Suppose $f$ is continuous in the closed unit disk $\bar{D}(0,1)$ and holomorphic over its interior $D(0,1)$. Moreover suppose that for $|z|=1$ we have:
$\Re(z)\leq0\Rightarrow |f(z)|\leq\ 1$
$\Re(z)>0\Rightarrow |f(z)|\leq 2$
and I Need to prove $|f(0)|\leq \sqrt{2}$ I know from the maximum modulus principle we have that:
$$1\leq \max_{|z|=1}|f|=\max_{\bar{D}(0,1)}|f|\leq 2$$
but I can't really see where the square root come from so I cannot go any further.
Best Answer
First try. By Cauchy integral $$f(0) = \frac{1}{2\pi i} \int_{\lvert z\rvert = 1} \frac{f(z)}{z}\,dz =\frac{1}{2\pi} \int_0^{2\pi} f(e^{i\varphi})\,d\varphi.$$ Hence $$|f(0)|\leq \frac{1}{2\pi} \int_0^{2\pi} |f(e^{i\varphi})|\,d\varphi\leq\frac{2\pi+1\pi}{2\pi}=\frac{3}{2}.$$ But unfortunately $\sqrt{2}<3/2$.

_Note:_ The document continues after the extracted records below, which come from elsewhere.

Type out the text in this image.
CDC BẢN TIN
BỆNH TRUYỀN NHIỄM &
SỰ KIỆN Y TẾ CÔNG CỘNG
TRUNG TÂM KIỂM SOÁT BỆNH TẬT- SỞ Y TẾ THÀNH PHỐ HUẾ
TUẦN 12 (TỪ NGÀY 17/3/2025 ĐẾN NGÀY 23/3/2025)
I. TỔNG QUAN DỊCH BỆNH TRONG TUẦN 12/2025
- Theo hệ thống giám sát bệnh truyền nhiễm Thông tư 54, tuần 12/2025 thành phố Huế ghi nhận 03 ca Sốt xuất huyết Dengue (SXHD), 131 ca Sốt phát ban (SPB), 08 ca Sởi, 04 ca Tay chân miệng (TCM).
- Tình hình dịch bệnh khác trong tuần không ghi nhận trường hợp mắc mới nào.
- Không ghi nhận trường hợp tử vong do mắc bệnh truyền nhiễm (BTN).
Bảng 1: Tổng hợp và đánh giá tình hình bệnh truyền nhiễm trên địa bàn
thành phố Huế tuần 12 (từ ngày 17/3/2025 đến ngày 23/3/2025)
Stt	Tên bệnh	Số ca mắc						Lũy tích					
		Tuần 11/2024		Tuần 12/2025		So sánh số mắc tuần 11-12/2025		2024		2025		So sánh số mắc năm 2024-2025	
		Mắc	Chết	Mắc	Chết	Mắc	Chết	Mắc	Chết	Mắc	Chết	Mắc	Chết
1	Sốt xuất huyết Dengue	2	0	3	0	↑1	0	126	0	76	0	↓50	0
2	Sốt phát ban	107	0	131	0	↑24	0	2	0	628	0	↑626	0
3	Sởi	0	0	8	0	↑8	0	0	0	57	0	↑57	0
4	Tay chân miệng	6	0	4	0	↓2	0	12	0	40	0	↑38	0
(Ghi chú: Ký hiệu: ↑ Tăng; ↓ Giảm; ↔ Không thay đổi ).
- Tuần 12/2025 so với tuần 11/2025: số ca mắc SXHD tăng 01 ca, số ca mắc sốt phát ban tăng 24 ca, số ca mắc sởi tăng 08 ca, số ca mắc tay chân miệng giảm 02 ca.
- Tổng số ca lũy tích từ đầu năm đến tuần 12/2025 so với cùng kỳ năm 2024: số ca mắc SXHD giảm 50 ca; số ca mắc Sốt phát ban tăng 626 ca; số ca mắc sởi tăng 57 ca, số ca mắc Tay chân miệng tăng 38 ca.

Second try. Consider the function $F(z)=f(z)f(−z)$ which is continuous in the closed unit disk $\bar{D}(0,1)$ and holomorphic over its interior $D(0,1)$. Then, $\text{Re}(z)\leq 0$ iff $\text{Re}(-z)\geq 0$ and therefore, for $|z|=1$ we have that
$$|F(z)|\leq |f(z)||f(−z)|\leq 2\cdot 1.$$ Now apply the Cauchy integral to $F$: $$|f(0)|^2=|F(0)|\leq \frac{1}{2\pi} \int_0^{2\pi} |F(e^{i\varphi})|\,d\varphi\leq 2\implies |f(0)|\leq \sqrt{2}.$$